Optimization for Outage Probability Constrained Robust Downlink Collaborative Beamforming

In this paper, we design an outage probability constrained robust collaborative beamforming approach for the distributed multi-relay network in the downlink, where the channel state information (CSI) available is imperfect. We aim to minimize the total transmit power of the relay nodes whilst keeping the outage probability at the destination node below the predefined threshold. Assuming that the CSI mismatches follow Gaussian distribution, the equivalent counterpart for the outage probability constraint on the required signal-to-noise-ratio (SNR) is given explicitly. We show that though the original optimization problem is non-convex thus very intractable, it could be optimally solved by using the well-known interior-point method together with an efficient one-dimension search. Simulation results reveal that our proposed approaches can guarantee the quality-of-service (QoS) in term of outage probability in statistical sense while the non-robust scheme fails to do so.
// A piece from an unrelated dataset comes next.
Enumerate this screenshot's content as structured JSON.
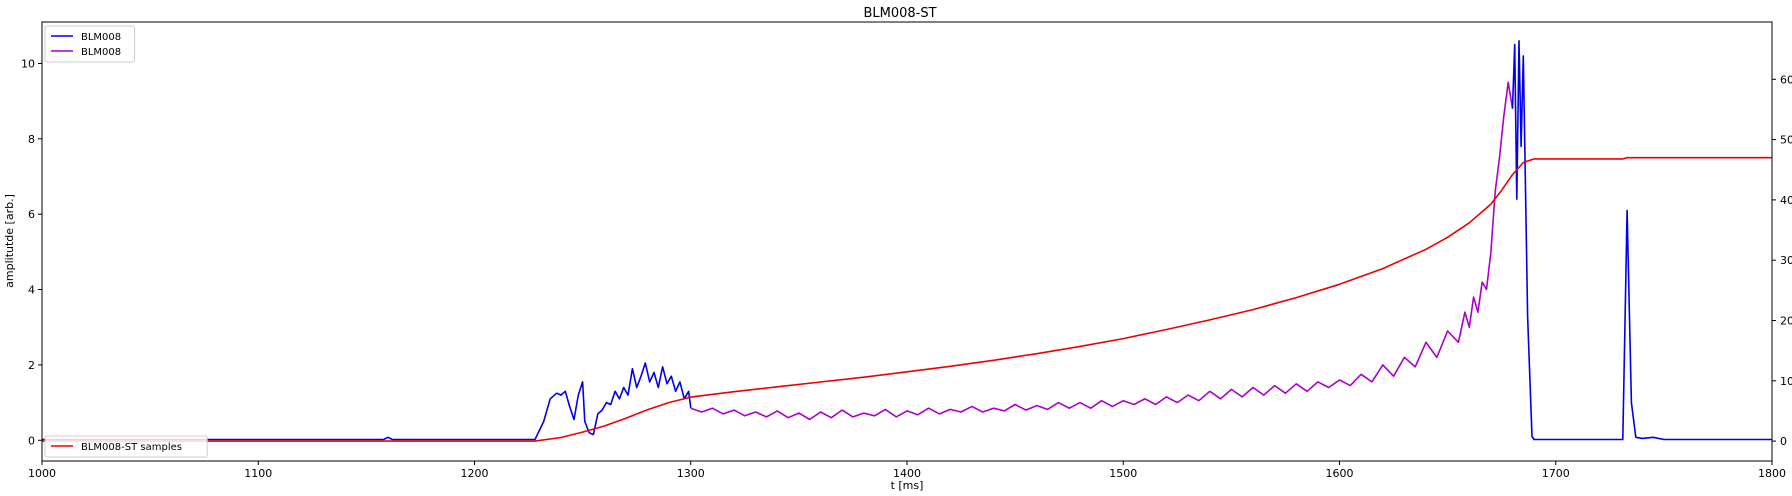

Decode-and-forward two-path successive relaying with wireless energy harvesting

We consider an energy harvesting (EH) based cooperative relaying network, where two half-duplex relays can alternatively forward source data to the destination. The power-splitting technique is implemented at each relay. That is, part of the received source signal and inter-relay interference is allocated for the EH, while the remaining part is used for the information decoding (ID). The inter-relay interference is harmful for the ID, but it is beneficial for the EH. The transmit powers of the two relays are properly set by letting the average energy consumption equal the average amount of EH. The optimal power splitting ratio between EH and ID is numerically determined to maximize the system throughput. Numerical results show that our proposed two-path successive relaying scheme can greatly outperform the single-relay system in terms of average throughput by enabling much higher energy and spectral efficiency.
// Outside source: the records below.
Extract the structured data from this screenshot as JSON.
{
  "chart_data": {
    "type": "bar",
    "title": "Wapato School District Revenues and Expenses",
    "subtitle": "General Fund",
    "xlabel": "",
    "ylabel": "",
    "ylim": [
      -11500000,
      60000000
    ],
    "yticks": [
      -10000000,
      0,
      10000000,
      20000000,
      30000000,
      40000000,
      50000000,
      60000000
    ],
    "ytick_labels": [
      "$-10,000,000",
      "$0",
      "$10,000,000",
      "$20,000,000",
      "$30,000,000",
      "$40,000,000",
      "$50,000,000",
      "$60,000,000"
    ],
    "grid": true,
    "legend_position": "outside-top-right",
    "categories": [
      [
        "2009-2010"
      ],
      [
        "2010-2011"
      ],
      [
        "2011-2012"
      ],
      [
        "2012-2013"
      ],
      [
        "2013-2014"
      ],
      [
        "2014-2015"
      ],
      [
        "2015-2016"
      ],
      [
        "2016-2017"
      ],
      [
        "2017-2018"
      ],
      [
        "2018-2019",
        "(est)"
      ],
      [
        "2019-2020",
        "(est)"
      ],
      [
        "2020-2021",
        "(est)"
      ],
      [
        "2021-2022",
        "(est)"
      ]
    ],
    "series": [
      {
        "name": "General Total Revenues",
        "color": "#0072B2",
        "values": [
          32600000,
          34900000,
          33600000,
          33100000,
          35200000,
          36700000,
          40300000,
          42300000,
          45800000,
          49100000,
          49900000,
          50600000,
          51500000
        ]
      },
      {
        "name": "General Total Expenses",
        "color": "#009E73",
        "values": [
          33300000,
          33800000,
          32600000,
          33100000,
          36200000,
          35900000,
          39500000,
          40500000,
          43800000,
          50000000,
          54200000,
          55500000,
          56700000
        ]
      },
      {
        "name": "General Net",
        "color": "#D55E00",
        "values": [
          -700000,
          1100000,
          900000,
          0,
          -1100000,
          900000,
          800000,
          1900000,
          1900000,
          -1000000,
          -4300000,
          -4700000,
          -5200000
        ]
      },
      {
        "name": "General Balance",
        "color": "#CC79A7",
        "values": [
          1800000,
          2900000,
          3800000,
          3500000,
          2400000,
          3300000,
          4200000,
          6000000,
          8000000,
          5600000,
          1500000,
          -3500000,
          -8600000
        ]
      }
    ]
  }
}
Joint receiver-and-collaborative beamforming for the multi-user relay network in the uplink

In this paper, the problem of receiver-and-collaborative beamforming is considered for a network which consists of K single-antenna transmitters, R single-antenna relay nodes, and a destination base station equipped with N antennas. For such network, we propose two different design approaches. In the first approach, we jointly design the two beamformers aiming to minimize the total transmit power of the relay nodes, while maintaining the quality of service (QoS) at a predefined level. We apply the genetic algorithm (GA) to obtain the receiver equalizer and relay weight. In the second approach, we design the beamformer by maximizing the smallest SINRk at the receiver subject to the total relay power constraint. The GA is used iteratively to optimize the relay weight and equalizer matrix at the relay nodes and the receiver equalizer. Simulation results demonstrate that significant performance improvements are achieved by our proposed schemes as compared with the existing solutions.
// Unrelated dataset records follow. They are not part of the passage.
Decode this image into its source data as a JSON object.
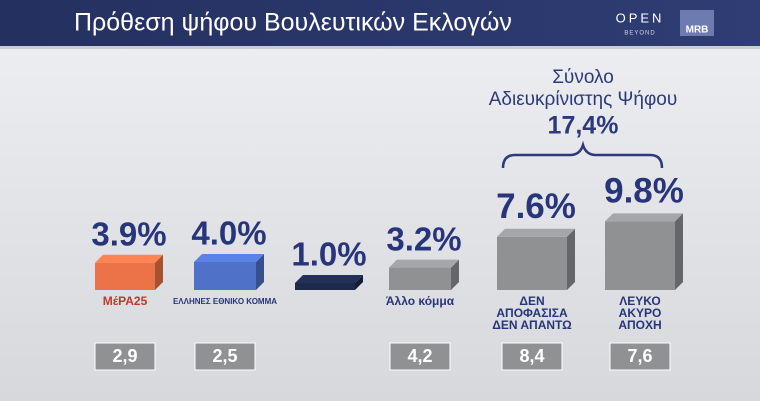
{
  "chart_data": {
    "type": "bar",
    "title": "Πρόθεση ψήφου Βουλευτικών Εκλογών",
    "brand": {
      "open": "OPEN",
      "beyond": "BEYOND",
      "mrb": "MRB"
    },
    "categories": [
      "MέPA25",
      "ΕΛΛΗΝΕΣ ΕΘΝΙΚΟ ΚΟΜΜΑ",
      null,
      "Άλλο κόμμα",
      "ΔΕΝ ΑΠΟΦΑΣΙΣΑ ΔΕΝ ΑΠΑΝΤΩ",
      "ΛΕΥΚΟ ΑΚΥΡΟ ΑΠΟΧΗ"
    ],
    "values": [
      3.9,
      4.0,
      1.0,
      3.2,
      7.6,
      9.8
    ],
    "value_labels": [
      "3.9%",
      "4.0%",
      "1.0%",
      "3.2%",
      "7.6%",
      "9.8%"
    ],
    "colors": [
      "#ec7348",
      "#4f72c8",
      "#1e2a4c",
      "#8f9193",
      "#8f9193",
      "#8f9193"
    ],
    "previous_values": [
      2.9,
      2.5,
      null,
      4.2,
      8.4,
      7.6
    ],
    "previous_labels": [
      "2,9",
      "2,5",
      null,
      "4,2",
      "8,4",
      "7,6"
    ],
    "annotation": {
      "text": [
        "Σύνολο",
        "Αδιευκρίνιστης Ψήφου"
      ],
      "value": 17.4,
      "value_label": "17,4%"
    }
  }
}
Outage probability constrained robust downlink collaborative beamforming

We consider a downlink collaborative relay network where communication between the base station and the terminal node is assisted by a cluster of relay nodes with imperfect channel state information (CSI). The equivalent condition for the probability constraint on the signal-to-noise-ratio (SNR) is derived, by modeling the CSI uncertainties as Gaussian. Though the original problem is quite intractable, it could be effectively solved by working out an semidefinite programming (SDP) iteratively. Subsequently, computer simulations are carried out to validate our approach compared with the non-robust design techniques. Simulation results show that, the quality-of-service (QoS) can be guaranteed in statistical sense for the proposed approach while violated by the non-robust solution.